No dia em que Nice e Cannes decretaram recolher obrigatório para as suas populações, e em que o ministro do Interior francês, Nicholas Sarkozy, afirmou que os estrangeiros condenados por motins deviam ser expulsos do país, o JPN falou com um especialista francês em questões sociais para analisar a situação actual em França.

René Lévy é investigador do Centro de Pesquisas Sociológicas Sobre o Direito e as Instituições Penais (CESDIP) e faz parte do Centro Nacional para Pesquisa Científica (CNRS).

Em entrevista por e-mail, Lévy sustenta que “o fenómeno não é novo”. “O que é novo é a duração e a propagação a um grande número de cidades”, defende, rejeitando as comparações fáceis, feitas por alguns jornais, à Intifada palestiniana. O especialista considera que os governantes “foram incapazes de reverter os processos de exclusão e ‘guetização'”.

Quem são as pessoas que originaram os motins?

A origem destes incidentes remonta à morte de dois adolescentes que – sendo ou acreditando estarem a ser perseguidos por polícias – se refugiaram perto de um transformador eléctrico e foram electrocutados; um terceiro foi gravemente queimado. Como são frequentes estes casos, a novidade destas mortes foi o rumor sobre uma possível implicação da polícia que gerou uma reacção violenta junto dos jovens de certas cidades dos subúrbios (Clichy sous Bois, a norte de Paris), onde a maioria da população pertence a “minorias visíveis”, originárias do Norte ou Oeste de África (mas que estão habitualmente estabelecidas depois de duas gerações em França e geralmente têm nacionalidade francesa). O fenómeno não é novo; o que é novo é a duração e a propagação a um grande número de cidades.

É correcto chamar estes incidentes de a “Intifada francesa”?

Penso que isso surge de uma facilidade jornalística. Vejo, pelo menos, duas diferenças em relação à Intifada. Em primeiro lugar, os jovens revoltados não procuram lutar contra uma ocupação estrangeira. Em segundo lugar, o nível de violência não tem uma medida comum para com o da Intifada palestiniana. Para mais, se podemos considerar que estes actos exprimem um sentimento de revolta dos jovens face à condição que têm ou face a um futuro que temem, eles não estão politizados, não têm projecto nem organização. Os seus actos exprimem uma rejeição da autoridade e o ressentimento face a símbolos do Estado ou das escolas.

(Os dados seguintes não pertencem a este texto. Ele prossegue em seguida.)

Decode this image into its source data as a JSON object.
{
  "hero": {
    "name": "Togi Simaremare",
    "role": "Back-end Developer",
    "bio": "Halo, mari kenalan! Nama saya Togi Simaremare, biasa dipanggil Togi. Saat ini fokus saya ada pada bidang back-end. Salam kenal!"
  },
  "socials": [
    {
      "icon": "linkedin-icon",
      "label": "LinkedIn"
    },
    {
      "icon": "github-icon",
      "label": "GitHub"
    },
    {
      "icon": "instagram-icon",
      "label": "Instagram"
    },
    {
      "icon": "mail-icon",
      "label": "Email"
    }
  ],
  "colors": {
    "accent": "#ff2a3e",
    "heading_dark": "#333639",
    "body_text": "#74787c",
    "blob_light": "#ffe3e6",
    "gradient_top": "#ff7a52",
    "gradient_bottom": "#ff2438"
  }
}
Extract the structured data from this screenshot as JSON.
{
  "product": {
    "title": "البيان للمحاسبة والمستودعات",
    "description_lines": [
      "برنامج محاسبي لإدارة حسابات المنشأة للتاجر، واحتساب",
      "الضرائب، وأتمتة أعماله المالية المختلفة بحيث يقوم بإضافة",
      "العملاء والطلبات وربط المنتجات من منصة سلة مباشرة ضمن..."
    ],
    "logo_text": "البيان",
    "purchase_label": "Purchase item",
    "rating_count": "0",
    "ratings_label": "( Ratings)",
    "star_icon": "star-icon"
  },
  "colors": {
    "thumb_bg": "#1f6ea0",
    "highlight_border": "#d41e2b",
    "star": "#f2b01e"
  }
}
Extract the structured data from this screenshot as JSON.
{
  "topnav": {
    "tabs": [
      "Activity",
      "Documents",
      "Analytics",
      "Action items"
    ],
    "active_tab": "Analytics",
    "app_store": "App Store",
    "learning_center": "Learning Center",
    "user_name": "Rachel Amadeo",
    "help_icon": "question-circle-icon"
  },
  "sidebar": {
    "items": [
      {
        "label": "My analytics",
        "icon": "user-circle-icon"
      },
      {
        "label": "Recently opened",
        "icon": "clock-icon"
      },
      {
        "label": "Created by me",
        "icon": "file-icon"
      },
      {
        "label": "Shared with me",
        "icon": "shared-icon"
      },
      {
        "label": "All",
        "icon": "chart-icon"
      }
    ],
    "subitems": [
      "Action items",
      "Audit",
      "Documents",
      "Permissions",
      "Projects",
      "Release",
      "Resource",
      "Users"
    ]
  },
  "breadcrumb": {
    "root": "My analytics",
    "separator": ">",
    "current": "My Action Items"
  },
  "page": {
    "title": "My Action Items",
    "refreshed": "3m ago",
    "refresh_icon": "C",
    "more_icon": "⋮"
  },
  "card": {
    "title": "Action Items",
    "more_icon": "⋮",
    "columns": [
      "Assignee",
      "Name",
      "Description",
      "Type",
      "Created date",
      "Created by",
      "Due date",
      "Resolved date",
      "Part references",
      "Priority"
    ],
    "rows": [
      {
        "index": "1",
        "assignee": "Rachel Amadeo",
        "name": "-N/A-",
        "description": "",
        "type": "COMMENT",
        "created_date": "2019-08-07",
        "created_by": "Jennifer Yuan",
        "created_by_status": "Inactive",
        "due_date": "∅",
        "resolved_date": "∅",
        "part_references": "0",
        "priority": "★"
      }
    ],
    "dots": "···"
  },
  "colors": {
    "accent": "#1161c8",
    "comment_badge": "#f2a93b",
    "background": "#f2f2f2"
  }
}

Quais são as causas destes motins?

As causas são múltiplas: insucesso escolar, taxa de desemprego muito elevada (50% dos jovens homens adultos pertencentes a estas minorias), uma ausência de perspectivas de futuro que provoca desmoralização e cólera, discriminações frequentes (a nível laboral, de alojamento, etc.). Apesar dos bairros afectados serem alvos de múltiplas intervenções estatais desde há 25 anos, parece que foram incapazes de reverter os processos de exclusão e “guetização”.

O que há a fazer para acalmar os ânimos?

A curto prazo, clarificar as circunstâncias exactas da morte dos dois adolescentes electrocutados e incitar os pais a impedir que os seus filhos lutem contra a polícia. A mais longo prazo, pôr em curso uma verdade polícia de proximidade (política abandonada por Sarkozy em 2002), voltar a dar meios de acção às associações locais (as subvenções foram suprimidas pelo governo actual) que suportam as populações locais, dar uma verdadeira prioridade ao sistema educativo das zonas desfavorecidas. Enfim, lutar energicamente contra o racismo.

Uma resposta policial reforçada é a forma correcta de actuar?

A curto prazo, para pôr fim aos confrontos, pode ser. A longo prazo, uma revisão da política em matéria de polícia é necessária. Mas é preciso que não se resuma ao aumento do número de polícias e que faça uma reflexão sobre a filosofia da sua acção.

Os habitantes das zonas afectadas dizem compreender os jovens revoltados. Como se justifica este sentimento?

Através da sua raiva, os jovens exprimem uma frustração que é normalmente partilhada pela população mais velha, sujeita às mesmas condições de vida difíceis, o que gera uma certa compreensão, mas não necessariamente uma aprovação.